Gümrük Kanunu uyarınca işlem tesis edilmesi istemiyle veya idarece re’sen veyahut ilgililerin isteği üzerine tesis edilen işlemlere karşı idareye yapılacak başvuru yollarının yöntem ve süreleri ile kendisine başvuruda bulunulan idarenin cevap verme süreleri, anılan Kanunda, genel hükümlerden (İdari Yargılama Usulü Kanununun 10. maddesindeki esaslardan) ayrı olarak düzenlenmiştir. Bu nedenle, Gümrük Kanununa göre yapılan vergi tahakkukları ile ilgili olarak idari davaya konu olabilecek işlemlerin oluşumunun, yukarıda açıklanan başvuru usulleri ve süreleri konusunda özel Kanun niteliği taşıyan, anılan Kanun hükümlerine göre, bu Kanunda hüküm bulunmayan hallerde ise, genel Kanun niteliğindeki 2577 sayılı İdari Yargılama Usulü Kanununun 10. ve 11. maddeleri hükümlerine göre belirlenmesi gerekmektedir.

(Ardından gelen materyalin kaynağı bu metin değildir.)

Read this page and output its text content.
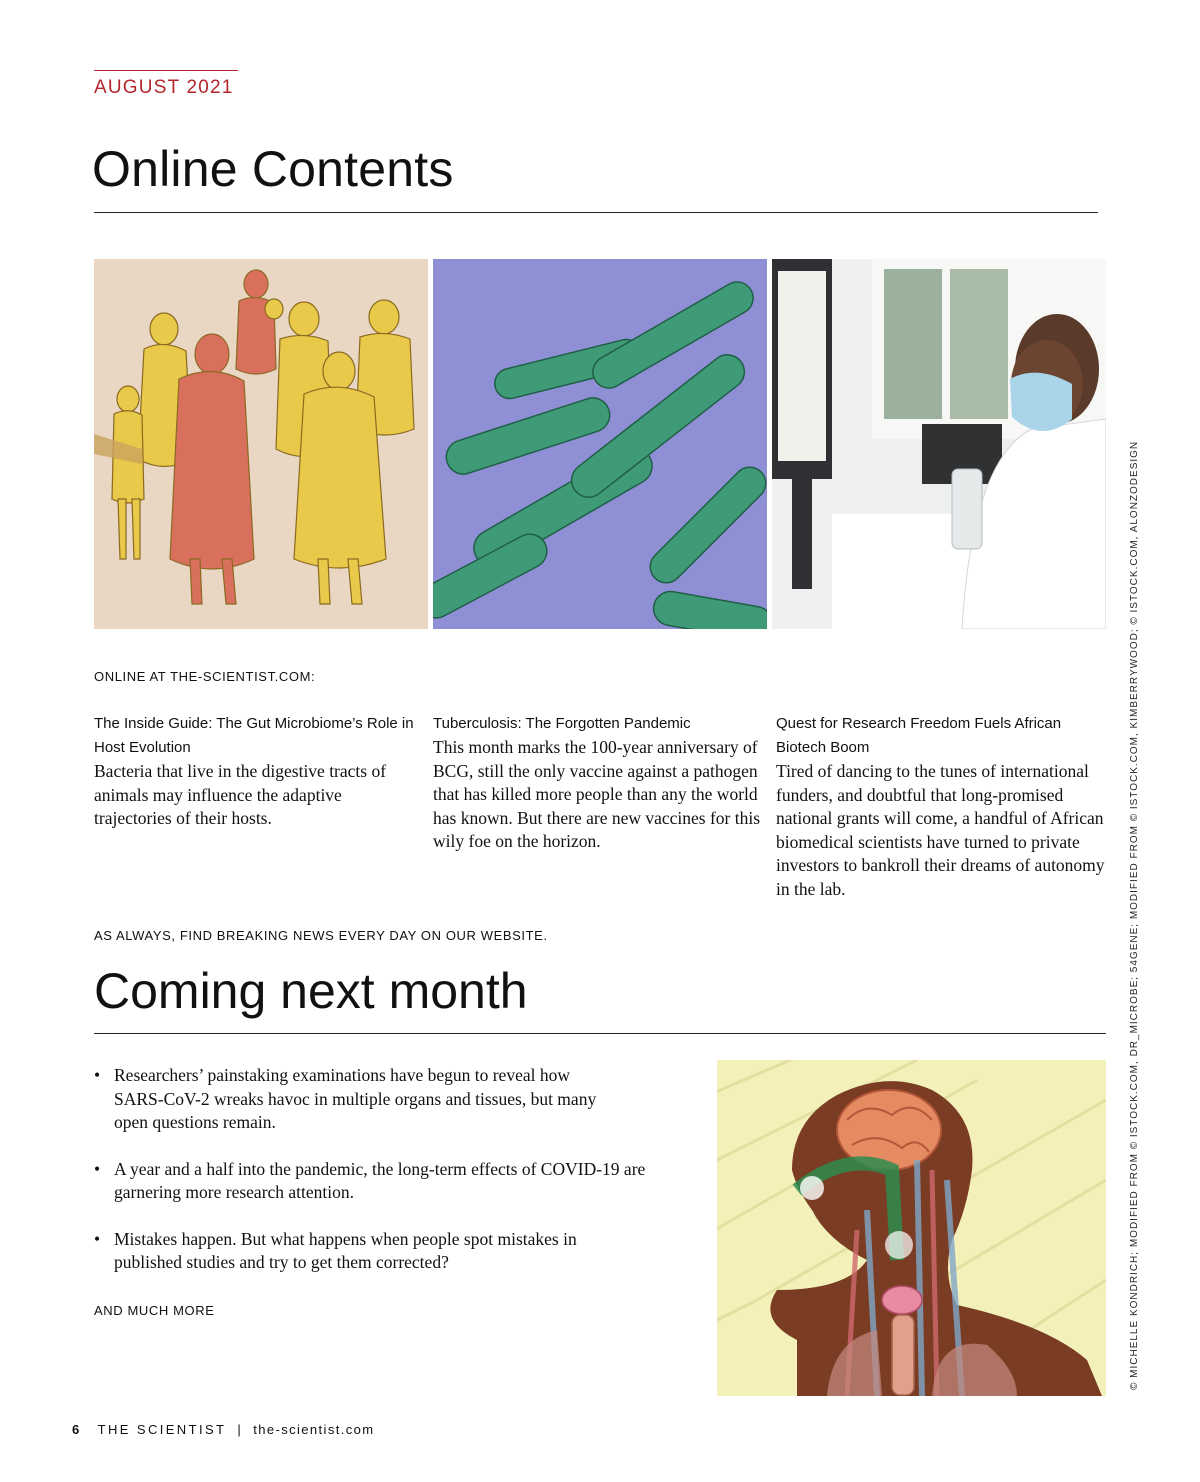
AUGUST 2021
Online Contents
ONLINE AT THE-SCIENTIST.COM:
The Inside Guide: The Gut Microbiome’s Role in Host Evolution
Bacteria that live in the digestive tracts of animals may influence the adaptive trajectories of their hosts.
Tuberculosis: The Forgotten Pandemic
This month marks the 100-year anniversary of BCG, still the only vaccine against a pathogen that has killed more people than any the world has known. But there are new vaccines for this wily foe on the horizon.
Quest for Research Freedom Fuels African Biotech Boom
Tired of dancing to the tunes of international funders, and doubtful that long-promised national grants will come, a handful of African biomedical scientists have turned to private investors to bankroll their dreams of autonomy in the lab.
AS ALWAYS, FIND BREAKING NEWS EVERY DAY ON OUR WEBSITE.
Coming next month
• Researchers’ painstaking examinations have begun to reveal how SARS-CoV-2 wreaks havoc in multiple organs and tissues, but many open questions remain.
• A year and a half into the pandemic, the long-term effects of COVID-19 are garnering more research attention.
• Mistakes happen. But what happens when people spot mistakes in published studies and try to get them corrected?
AND MUCH MORE	© MICHELLE KONDRICH; MODIFIED FROM © ISTOCK.COM, DR_MICROBE; 54GENE; MODIFIED FROM © ISTOCK.COM, KIMBERRYWOOD; © ISTOCK.COM, ALONZODESIGN
6 THE SCIENTIST | the-scientist.com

Uyuşmazlıkta, davacının davalı idareye başvurusu üzerine, idarece tesis edilen ve istemin kesin olarak reddi niteliği taşımayan işlemin tebliğ edilmesinden sonra izlenecek usulün ne olması gerektiğine dair, 4458 sayılı Kanun’da herhangi bir düzenleme bulunmadığından, 2577 sayılı Kanun’un 10. maddesinde yer alan, idareye yapılan başvuru üzerine verilen cevabın kesin olmaması halinde, ilgilisinin bu cevabı, istemin reddi sayılabileceği gibi, kesin cevabı da bekleyebileceğine dair kuralın uygulanması gerekir.
Bu bakımdan; davalı idareye yapılan başvuru üzerine, idarece karar alma süresinin uzatıldığını bildiren yazının, 22/07/2015 tarihinde tebliğ edilmesi üzerine davacı tarafından, cevap verme süresinin sonuna kadar beklenilebileceği gibi, istemin reddi koşulları oluştuğunun kabulü ile itiraz başvurusunda bulunabileceği de yukarıda yer verilen kuralın sonucudur.

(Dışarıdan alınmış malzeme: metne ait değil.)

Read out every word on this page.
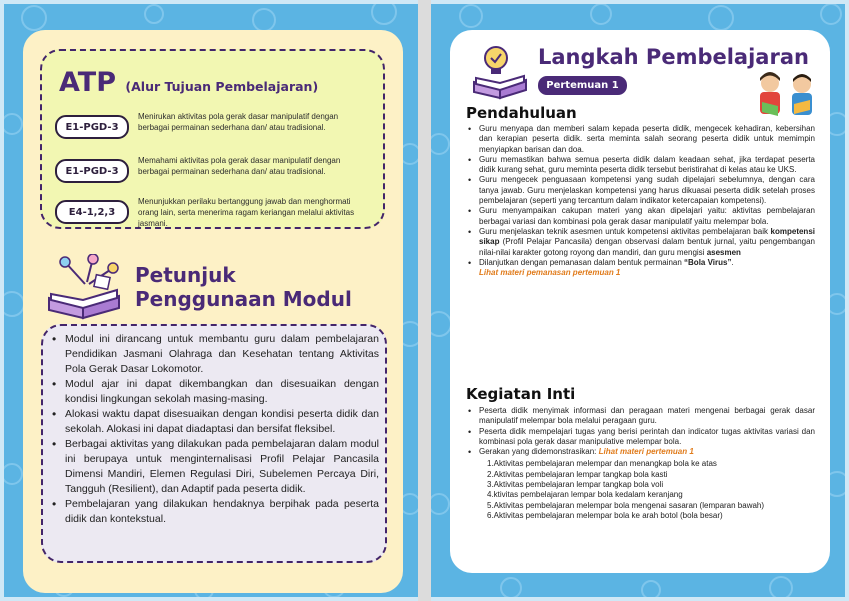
ATP (Alur Tujuan Pembelajaran)
E1-PGD-3
Menirukan aktivitas pola gerak dasar manipulatif dengan berbagai permainan sederhana dan/ atau tradisional.
E1-PGD-3
Memahami aktivitas pola gerak dasar manipulatif dengan berbagai permainan sederhana dan/ atau tradisional.
E4-1,2,3
Menunjukkan perilaku bertanggung jawab dan menghormati orang lain, serta menerima ragam keriangan melalui aktivitas jasmani.
Petunjuk
Penggunaan Modul
• Modul ini dirancang untuk membantu guru dalam pembelajaran Pendidikan Jasmani Olahraga dan Kesehatan tentang Aktivitas Pola Gerak Dasar Lokomotor.
• Modul ajar ini dapat dikembangkan dan disesuaikan dengan kondisi lingkungan sekolah masing-masing.
• Alokasi waktu dapat disesuaikan dengan kondisi peserta didik dan sekolah. Alokasi ini dapat diadaptasi dan bersifat fleksibel.
• Berbagai aktivitas yang dilakukan pada pembelajaran dalam modul ini berupaya untuk menginternalisasi Profil Pelajar Pancasila Dimensi Mandiri, Elemen Regulasi Diri, Subelemen Percaya Diri, Tangguh (Resilient), dan Adaptif pada peserta didik.
• Pembelajaran yang dilakukan hendaknya berpihak pada peserta didik dan kontekstual.
Langkah Pembelajaran
Pertemuan 1
Pendahuluan
• Guru menyapa dan memberi salam kepada peserta didik, mengecek kehadiran, kebersihan dan kerapian peserta didik. serta meminta salah seorang peserta didik untuk memimpin menyiapkan barisan dan doa.
• Guru memastikan bahwa semua peserta didik dalam keadaan sehat, jika terdapat peserta didik kurang sehat, guru meminta peserta didik tersebut beristirahat di kelas atau ke UKS.
• Guru mengecek penguasaan kompetensi yang sudah dipelajari sebelumnya, dengan cara tanya jawab. Guru menjelaskan kompetensi yang harus dikuasai peserta didik setelah proses pembelajaran (seperti yang tercantum dalam indikator ketercapaian kompetensi).
• Guru menyampaikan cakupan materi yang akan dipelajari yaitu: aktivitas pembelajaran berbagai variasi dan kombinasi pola gerak dasar manipulatif yaitu melempar bola.
• Guru menjelaskan teknik asesmen untuk kompetensi aktivitas pembelajaran baik kompetensi sikap (Profil Pelajar Pancasila) dengan observasi dalam bentuk jurnal, yaitu pengembangan nilai-nilai karakter gotong royong dan mandiri, dan guru mengisi asesmen
• Dilanjutkan dengan pemanasan dalam bentuk permainan “Bola Virus”.
Lihat materi pemanasan pertemuan 1
Kegiatan Inti
• Peserta didik menyimak informasi dan peragaan materi mengenai berbagai gerak dasar manipulatif melempar bola melalui peragaan guru.
• Peserta didik mempelajari tugas yang berisi perintah dan indicator tugas aktivitas variasi dan kombinasi pola gerak dasar manipulative melempar bola.
• Gerakan yang didemonstrasikan: Lihat materi pertemuan 1
1.Aktivitas pembelajaran melempar dan menangkap bola ke atas
2.Aktivitas pembelajaran lempar tangkap bola kasti
3.Aktivitas pembelajaran lempar tangkap bola voli
4.ktivitas pembelajaran lempar bola kedalam keranjang
5.Aktivitas pembelajaran melempar bola mengenai sasaran (lemparan bawah)
6.Aktivitas pembelajaran melempar bola ke arah botol (bola besar)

Olayda, davacı tarafından 30/06/2015 tarihinde yapılan geri verme başvurusuna cevap verme süresinin beklenildiği, istemin zımnen reddine dair işlemin oluşmasından sonra 10/08/2015 tarihinde itiraz başvurusunda bulunulduğu, 4458 sayılı Kanun’un 242. maddesinde öngörülen otuz günlük süre içinde cevap verilmeyerek oluşan zımni ret işlemine karşı da süresi içinde dava açıldığı anlaşıldığından, uyuşmazlığın esasının incelenmesi suretiyle karar verilmesi gerekirken, aksi yönde verilen mahkeme kararında yasal isabet görülmemiştir.

KARAR SONUCU:
Açıklanan nedenlerle;
1. Temyiz isteminin kabulüne,
2. … Vergi Mahkemesinin … tarih ve E: …, K: … sayılı kararının BOZULMASINA,
3. Yeniden bir karar verilmek üzere dosyanın anılan Mahkemeye gönderilmesine,
4. Yargılama giderlerinin yeniden verilecek kararda karşılanması gerektiğine,
5. 2577 sayılı Kanun’un (Geçici 8. maddesi uyarınca uygulanmasına devam edilen) 54. maddesinin 1. fıkrası uyarınca bu kararın tebliğ tarihini izleyen günden itibaren onbeş gün içinde karar düzeltme yolu açık olmak üzere, 07/10/2020 tarihinde oybirliğiyle karar verildi.